From Exciting Hits to Durable Claims: A Self-Auditing Robustness Ranking of Longevity Interventions from DrugAge
Abstract
DrugAge contains many promising lifespan-extension results, but striking effects in isolated experiments do not automatically become durable scientific claims. We present an offline, agent-executable workflow that turns DrugAge into a robustness-first screen for longevity interventions. Rather than rewarding the single most exciting reported result, the workflow favors compounds whose pro-longevity signal is broad across species, survives prespecified stress tests, and remains measurably above a species-matched empirical null baseline. The canonical run uses a vendored DrugAge Build 5 snapshot, explicit normalization rules, evidence tiers, a Claim Stability Certificate, and an Empirical Null Certificate. In the frozen rerun, the workflow retained 3,372 scored experiments spanning 1,038 compounds, 33 normalized species, and 9 taxon labels, and identified 48 robust compounds. The observed top-10 mean robustness score was 0.94097 versus a null mean of 0.91330, while the robust-compound count was 48 versus a null mean of 29.49 (both empirical p = 0.00775). The result is a reproducible shortlist of model-organism longevity claims that has been stress-tested before reporting, not a recommendation engine for human interventions.
Introduction
This submission presents an agent-executable workflow for ranking DrugAge longevity intervention claims by robustness. The scored path is fully offline and uses a vendored Human Ageing Genomic Resources (HAGR) DrugAge Build 5 snapshot, deterministic normalization, evidence tiers, a Claim Stability Certificate, and an Empirical Null Certificate.
The contribution is not a leaderboard of raw lifespan effects. The contribution is a self-auditing scientific skill that asks which model-organism longevity claims remain convincing after perturbation and falsification pressure.
Data
The canonical input is data/drugage_build5_2024-11-29.csv, a vendored DrugAge Build 5 snapshot dated November 29, 2024. The scored path validates the file hash, required columns, and release metadata before processing. No network access is needed after the repository is cloned.
Rows are dropped only if compound name, species, or numeric avg_lifespan_change_percent is missing. In the frozen rerun, the workflow retained 3372 of 3423 DrugAge rows, covering 1038 compounds, 33 normalized species, and 9 scored taxon labels.
Methods
The canonical ranking uses DrugAge's average lifespan change field, avg_lifespan_change_percent, because it is the most consistently populated and directly comparable effect-size field in DrugAge. Significance annotations are retained descriptively because they are heterogeneous across studies and do not provide a stable standalone ranking signal.
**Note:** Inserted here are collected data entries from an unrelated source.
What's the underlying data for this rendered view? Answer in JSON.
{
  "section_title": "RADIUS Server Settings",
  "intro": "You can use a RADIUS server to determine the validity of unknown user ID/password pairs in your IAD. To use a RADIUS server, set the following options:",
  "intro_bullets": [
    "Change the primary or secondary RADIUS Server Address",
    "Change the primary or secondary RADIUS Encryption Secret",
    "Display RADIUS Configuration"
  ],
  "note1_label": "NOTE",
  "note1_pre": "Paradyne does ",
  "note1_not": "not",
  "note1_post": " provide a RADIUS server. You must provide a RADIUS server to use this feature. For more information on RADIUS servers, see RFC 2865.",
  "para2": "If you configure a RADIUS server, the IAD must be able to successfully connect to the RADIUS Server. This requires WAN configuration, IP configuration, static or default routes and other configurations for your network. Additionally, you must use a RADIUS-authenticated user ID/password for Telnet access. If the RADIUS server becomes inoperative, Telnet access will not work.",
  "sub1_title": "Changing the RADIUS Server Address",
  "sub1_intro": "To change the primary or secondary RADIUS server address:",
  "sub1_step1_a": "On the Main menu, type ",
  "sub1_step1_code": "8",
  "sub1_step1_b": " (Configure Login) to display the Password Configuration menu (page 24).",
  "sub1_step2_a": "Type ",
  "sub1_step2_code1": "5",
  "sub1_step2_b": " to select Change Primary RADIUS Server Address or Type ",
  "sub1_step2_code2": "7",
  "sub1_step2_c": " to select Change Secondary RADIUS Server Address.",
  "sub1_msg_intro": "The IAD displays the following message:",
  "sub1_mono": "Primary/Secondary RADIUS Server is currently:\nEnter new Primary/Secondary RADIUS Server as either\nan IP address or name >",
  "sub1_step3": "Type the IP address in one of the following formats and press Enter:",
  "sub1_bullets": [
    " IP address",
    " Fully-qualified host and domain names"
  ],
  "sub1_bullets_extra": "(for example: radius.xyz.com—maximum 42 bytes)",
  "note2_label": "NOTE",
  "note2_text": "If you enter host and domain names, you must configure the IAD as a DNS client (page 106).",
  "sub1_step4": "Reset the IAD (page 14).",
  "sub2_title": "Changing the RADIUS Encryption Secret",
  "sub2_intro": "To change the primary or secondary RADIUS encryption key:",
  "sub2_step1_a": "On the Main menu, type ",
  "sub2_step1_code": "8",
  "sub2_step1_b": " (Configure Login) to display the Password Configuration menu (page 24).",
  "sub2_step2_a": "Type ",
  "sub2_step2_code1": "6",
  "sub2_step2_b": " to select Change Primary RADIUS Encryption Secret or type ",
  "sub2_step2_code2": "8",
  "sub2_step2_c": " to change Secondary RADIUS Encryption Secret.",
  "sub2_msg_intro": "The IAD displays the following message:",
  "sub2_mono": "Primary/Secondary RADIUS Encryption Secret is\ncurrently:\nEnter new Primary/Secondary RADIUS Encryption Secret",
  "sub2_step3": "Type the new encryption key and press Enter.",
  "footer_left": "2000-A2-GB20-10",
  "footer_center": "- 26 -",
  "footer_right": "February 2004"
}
For each compound, the workflow computes:
- number of experiments
- number of species
- number of taxa
- number of PMIDs
- median effect
- 10% trimmed-mean effect
- sign consistency
- leave-one-species-out stability
- leave-one-taxon-out stability
- aggregation stability
- breadth score
- robustness score
Compounds are then assigned to four evidence tiers:
robustpromisingthin evidenceconflicted
Ranking is robustness-first: tier priority dominates sort order, followed by robustness score, species breadth, taxonomic breadth, PMID breadth, and effect magnitude.
The scored path emits two scientific certificates.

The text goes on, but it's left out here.